RÍO NEGRO | DANIEL ROJAS
La Justicia ordenó enviar a remate dos muebles, la heladera, un horno eléctrico y el calefón del hogar La Pileta de Fray Bentos, que atiende a pacientes psiquiátricos, para resarcir a exempleados que ganaron un reclamo por haberes impagos.
Luis Laquintana, presidente de la comisión que gestiona la organización no gubernamental encargada del hogar, explicó a El País que esta situación se generó en períodos anteriores y visiblemente emocionado contó que el centro funciona "con muchas dificultades pero con dignidad".
La institución atiende a pacientes durante las 24 horas, en una casa del barrio Anglo, cedida por la Intendencia de Río Negro, la que también se hace cargo de las facturas de luz y agua.
El Instituto Nacional de Alimentación (INDA) entrega platos calientes al mediodía y víveres para que se les cocine en la noche. Diariamente reciben pan fresco y una vez al mes una canasta de productos lácteos. Actualmente trabajan seis personas. "No recibimos partida de ningún organismo del Estado y funcionamos con colaboraciones de la Intendencia, de privados, unos 50 socios protectores y por supuesto las pensiones por discapacidad de los propios internos", explicó el presidente de la comisión, que se hizo cargo de la ONG el 1º de junio de 2007, en medio de un verdadero caos, donde los pacientes iban a quedar a la deriva cuando el Instituto del Niño y el Adolescente (INAU) se apartó del proyecto que, en principio, funcionó en una estancia ubicada a 12 kilómetros de Fray Bentos.
"Tomamos el estandarte para trabajar con amor y sacrificio. Trabajamos con muchas carencias y dificultades pero habíamos logrado tener la situación relativamente controlada", explicó Laquintana hasta que sufrieron la inesperada visita judicial.
"Fue muy doloroso cuando el rematador y el alguacil se presentaron y empezaron a llevarse gran parte del mobiliario. Los internos se pusieron mal y entraron en una depresión colectiva al ver que se llevaban hasta los armarios donde guardamos los alimentos y otro roperito donde teníamos los medicamentos", contó Laquintana. Los bienes serán rematados en agosto.
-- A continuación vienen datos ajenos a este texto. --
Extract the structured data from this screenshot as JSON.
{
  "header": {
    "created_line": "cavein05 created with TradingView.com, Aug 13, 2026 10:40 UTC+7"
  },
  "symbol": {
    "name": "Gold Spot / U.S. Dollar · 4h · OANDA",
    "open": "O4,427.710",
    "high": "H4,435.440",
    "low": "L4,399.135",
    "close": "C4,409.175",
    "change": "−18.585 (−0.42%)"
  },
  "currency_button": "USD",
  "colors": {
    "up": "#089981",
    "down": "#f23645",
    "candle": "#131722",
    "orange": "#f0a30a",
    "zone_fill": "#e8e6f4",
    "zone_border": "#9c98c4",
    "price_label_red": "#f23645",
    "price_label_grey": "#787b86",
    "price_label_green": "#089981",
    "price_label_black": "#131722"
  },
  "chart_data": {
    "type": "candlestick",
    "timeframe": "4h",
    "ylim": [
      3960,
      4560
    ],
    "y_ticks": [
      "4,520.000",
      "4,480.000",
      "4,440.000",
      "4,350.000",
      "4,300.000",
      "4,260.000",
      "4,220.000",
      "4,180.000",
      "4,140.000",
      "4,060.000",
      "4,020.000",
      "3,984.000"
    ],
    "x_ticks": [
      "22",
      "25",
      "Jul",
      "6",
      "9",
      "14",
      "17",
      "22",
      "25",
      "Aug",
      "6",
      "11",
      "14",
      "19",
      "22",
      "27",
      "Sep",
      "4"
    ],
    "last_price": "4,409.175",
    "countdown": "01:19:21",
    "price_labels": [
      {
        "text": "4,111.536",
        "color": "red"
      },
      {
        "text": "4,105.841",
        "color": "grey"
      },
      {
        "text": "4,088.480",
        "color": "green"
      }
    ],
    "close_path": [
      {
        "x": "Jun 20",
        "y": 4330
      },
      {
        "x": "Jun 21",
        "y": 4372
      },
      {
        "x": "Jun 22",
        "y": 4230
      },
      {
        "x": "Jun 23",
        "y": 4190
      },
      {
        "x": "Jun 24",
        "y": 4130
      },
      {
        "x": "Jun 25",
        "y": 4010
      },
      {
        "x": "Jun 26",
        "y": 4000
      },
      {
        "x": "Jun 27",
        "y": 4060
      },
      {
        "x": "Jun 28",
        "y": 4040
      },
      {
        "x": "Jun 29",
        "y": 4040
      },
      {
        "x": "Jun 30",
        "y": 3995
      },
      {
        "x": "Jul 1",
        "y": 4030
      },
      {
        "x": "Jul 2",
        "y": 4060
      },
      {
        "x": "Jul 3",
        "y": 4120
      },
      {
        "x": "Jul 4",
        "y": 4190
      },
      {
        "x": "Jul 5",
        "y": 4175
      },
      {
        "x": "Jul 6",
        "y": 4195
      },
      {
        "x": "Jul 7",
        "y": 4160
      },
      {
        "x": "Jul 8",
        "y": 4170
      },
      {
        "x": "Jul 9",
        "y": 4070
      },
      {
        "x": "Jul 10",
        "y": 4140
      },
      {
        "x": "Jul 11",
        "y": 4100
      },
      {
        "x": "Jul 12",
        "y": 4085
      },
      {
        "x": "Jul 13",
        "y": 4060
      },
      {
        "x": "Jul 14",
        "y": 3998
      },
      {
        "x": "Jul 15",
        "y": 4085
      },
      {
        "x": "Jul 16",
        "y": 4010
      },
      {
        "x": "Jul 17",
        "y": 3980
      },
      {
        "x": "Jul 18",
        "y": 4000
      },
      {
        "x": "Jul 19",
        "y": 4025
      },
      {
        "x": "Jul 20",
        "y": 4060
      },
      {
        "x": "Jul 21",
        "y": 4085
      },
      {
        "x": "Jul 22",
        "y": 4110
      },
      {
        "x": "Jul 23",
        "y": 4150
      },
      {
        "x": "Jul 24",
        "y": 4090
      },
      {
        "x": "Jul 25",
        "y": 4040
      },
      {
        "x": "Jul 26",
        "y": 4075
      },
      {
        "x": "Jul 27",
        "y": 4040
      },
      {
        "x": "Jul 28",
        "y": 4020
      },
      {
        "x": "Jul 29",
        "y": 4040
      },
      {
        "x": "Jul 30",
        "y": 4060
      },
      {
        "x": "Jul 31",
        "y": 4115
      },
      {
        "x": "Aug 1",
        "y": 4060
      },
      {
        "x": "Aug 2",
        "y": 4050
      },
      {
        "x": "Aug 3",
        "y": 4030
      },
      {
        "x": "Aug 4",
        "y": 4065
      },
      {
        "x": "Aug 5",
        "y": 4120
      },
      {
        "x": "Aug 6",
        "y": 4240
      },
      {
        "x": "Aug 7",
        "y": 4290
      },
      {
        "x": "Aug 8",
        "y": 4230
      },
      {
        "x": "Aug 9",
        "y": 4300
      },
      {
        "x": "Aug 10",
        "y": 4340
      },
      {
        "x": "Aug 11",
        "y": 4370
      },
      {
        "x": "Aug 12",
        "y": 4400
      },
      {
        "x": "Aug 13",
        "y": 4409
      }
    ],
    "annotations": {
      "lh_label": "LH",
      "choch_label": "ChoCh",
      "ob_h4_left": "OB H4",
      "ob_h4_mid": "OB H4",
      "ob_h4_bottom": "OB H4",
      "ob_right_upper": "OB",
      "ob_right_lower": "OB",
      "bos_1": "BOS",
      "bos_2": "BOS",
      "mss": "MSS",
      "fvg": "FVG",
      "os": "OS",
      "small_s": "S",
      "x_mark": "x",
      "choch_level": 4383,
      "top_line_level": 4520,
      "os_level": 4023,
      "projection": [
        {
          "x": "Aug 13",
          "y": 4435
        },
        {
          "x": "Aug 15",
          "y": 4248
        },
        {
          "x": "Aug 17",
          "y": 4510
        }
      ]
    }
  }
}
El presidente de la comisión no comprende cómo la Justicia pudo haber tomado semejante resolución, que no hizo otra cosa que desmantelar a la institución. "Sé que el reclamo de los exempleados es justo y tienen sus derechos, pero hay casos y casos", opinó.
Al enterarse la edila nacionalista Sandra Dodera llamó al intendente Omar Lafluf, quien tomó cartas en el asunto.
El jefe comunal fue hasta el lugar y ordenó comprar en forma urgente los elementos básicos como heladera, cocina y el calefón. Pocas horas después ya estaban instalados. Ahora sólo les faltan algunos muebles.